The processes and logic flows described in this specification can be performed by one or more programmable computers executing one or more computer programs to perform functions by operating on input data and generating output. The processes and logic flows can also be performed by special purpose logic circuitry, e.g., an FPGA or an ASIC, or by a combination of special purpose logic circuitry and one or more programmed computers.


Computers suitable for the execution of a computer program can be based on general or special purpose microprocessors or both, or any other kind of central processing unit. Generally, a central processing unit will receive instructions and data from a read-only memory or a random access memory or both. The essential elements of a computer are a central processing unit for performing or executing instructions and one or more memory devices for storing instructions and data. The central processing unit and the memory can be supplemented by, or incorporated in, special purpose logic circuitry. Generally, a computer will also include, or be operatively coupled to receive data from or transfer data to, or both, one or more mass storage devices for storing data, e.g., magnetic, magneto-optical disks, or optical disks. However, a computer need not have such devices. Moreover, a computer can be embedded in another device, e.g., a mobile telephone, a personal digital assistant (PDA), a mobile audio or video player, a game console, a Global Positioning System (GPS) receiver, or a portable storage device, e.g., a universal serial bus (USB) flash drive, to name just a few.

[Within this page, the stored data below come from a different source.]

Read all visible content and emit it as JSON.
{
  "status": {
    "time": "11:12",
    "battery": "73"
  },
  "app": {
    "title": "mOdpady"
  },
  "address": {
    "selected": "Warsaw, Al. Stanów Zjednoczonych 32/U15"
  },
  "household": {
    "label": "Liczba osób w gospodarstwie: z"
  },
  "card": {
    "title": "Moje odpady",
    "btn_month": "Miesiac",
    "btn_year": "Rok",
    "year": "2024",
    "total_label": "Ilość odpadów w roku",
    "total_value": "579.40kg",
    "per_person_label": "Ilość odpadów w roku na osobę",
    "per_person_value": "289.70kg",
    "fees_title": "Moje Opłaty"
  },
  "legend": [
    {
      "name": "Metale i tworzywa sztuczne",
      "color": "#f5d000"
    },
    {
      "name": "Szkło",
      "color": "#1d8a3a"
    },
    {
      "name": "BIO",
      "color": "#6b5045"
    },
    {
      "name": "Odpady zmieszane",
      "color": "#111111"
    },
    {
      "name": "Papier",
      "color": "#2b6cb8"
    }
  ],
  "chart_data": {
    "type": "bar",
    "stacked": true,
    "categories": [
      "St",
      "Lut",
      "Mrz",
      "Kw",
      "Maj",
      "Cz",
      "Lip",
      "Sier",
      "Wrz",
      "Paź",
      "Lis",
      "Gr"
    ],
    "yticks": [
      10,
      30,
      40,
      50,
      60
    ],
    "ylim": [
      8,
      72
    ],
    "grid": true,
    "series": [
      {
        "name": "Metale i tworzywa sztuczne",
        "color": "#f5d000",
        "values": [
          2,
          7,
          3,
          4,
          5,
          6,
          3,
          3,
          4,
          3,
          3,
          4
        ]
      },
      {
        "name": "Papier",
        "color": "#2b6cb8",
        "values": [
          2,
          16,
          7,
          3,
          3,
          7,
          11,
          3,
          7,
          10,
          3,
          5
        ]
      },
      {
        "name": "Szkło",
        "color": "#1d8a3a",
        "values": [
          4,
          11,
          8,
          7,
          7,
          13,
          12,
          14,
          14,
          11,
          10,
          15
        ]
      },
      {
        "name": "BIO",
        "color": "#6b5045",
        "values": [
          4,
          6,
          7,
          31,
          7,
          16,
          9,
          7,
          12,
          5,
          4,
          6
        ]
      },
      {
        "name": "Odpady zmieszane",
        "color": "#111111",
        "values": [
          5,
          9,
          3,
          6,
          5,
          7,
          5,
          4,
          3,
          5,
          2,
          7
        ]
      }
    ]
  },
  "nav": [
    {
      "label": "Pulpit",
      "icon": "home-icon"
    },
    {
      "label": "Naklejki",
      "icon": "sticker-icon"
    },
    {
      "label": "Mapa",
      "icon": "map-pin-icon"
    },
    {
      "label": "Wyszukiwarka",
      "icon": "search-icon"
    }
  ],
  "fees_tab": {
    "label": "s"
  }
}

Computer-readable media suitable for storing computer program instructions and data include all forms of non-volatile memory, media and memory devices, including by way of example semiconductor memory devices, e.g., EPROM, EEPROM, and flash memory devices; magnetic disks, e.g., internal hard disks or removable disks; magneto-optical disks; and CD-ROM and DVD-ROM disks.


To provide for interaction with a user, embodiments of the subject matter described in this specification can be implemented on a computer having a display device, e.g., a CRT (cathode ray tube) or LCD (liquid crystal display) monitor, for displaying information to the user and a keyboard and a pointing device, e.g., a mouse or a trackball, by which the user can provide input to the computer. Other kinds of devices can be used to provide for interaction with a user as well; for example, feedback provided to the user can be any form of sensory feedback, e.g., visual feedback, auditory feedback, or tactile feedback; and input from the user can be received in any form, including acoustic, speech, or tactile input. In addition, a computer can interact with a user by sending documents to and receiving documents from a device that is used by the user; for example, by sending web pages to a web browser on a user's device in response to requests received from the web browser. Also, a computer can interact with a user by sending text messages or other forms of message to a personal device, e.g., a smartphone that is running a messaging application, and receiving responsive messages from the user in return.


Data processing apparatus for implementing machine learning models can also include, for example, special-purpose hardware accelerator units for processing common and compute-intensive parts of machine learning training or production, i.e., inference, workloads.


Machine learning models can be implemented and deployed using a machine learning framework, e.g., a TensorFlow framework, a Microsoft Cognitive Toolkit framework, an Apache Singa framework, or an Apache MXNet framework.


Embodiments of the subject matter described in this specification can be implemented in a computing system that includes a back-end component, e.g., as a data server, or that includes a middleware component, e.g., an application server, or that includes a front-end component, e.g., a client computer having a graphical user interface, a web browser, or an app through which a user can interact with an implementation of the subject matter described in this specification, or any combination of one or more such back-end, middleware, or front-end components. The components of the system can be interconnected by any form or medium of digital data communication, e.g., a communication network. Examples of communication networks include a local area network (LAN) and a wide area network (WAN), e.g., the Internet.


The computing system can include clients and servers. A client and server are generally remote from each other and typically interact through a communication network. The relationship of client and server arises by virtue of computer programs running on the respective computers and having a client-server relationship to each other. In some embodiments, a server transmits data, e.g., an HTML page, to a user device, e.g., for purposes of displaying data to and receiving user input from a user interacting with the device, which acts as a client. Data generated at the user device, e.g., a result of the user interaction, can be received at the server from the device.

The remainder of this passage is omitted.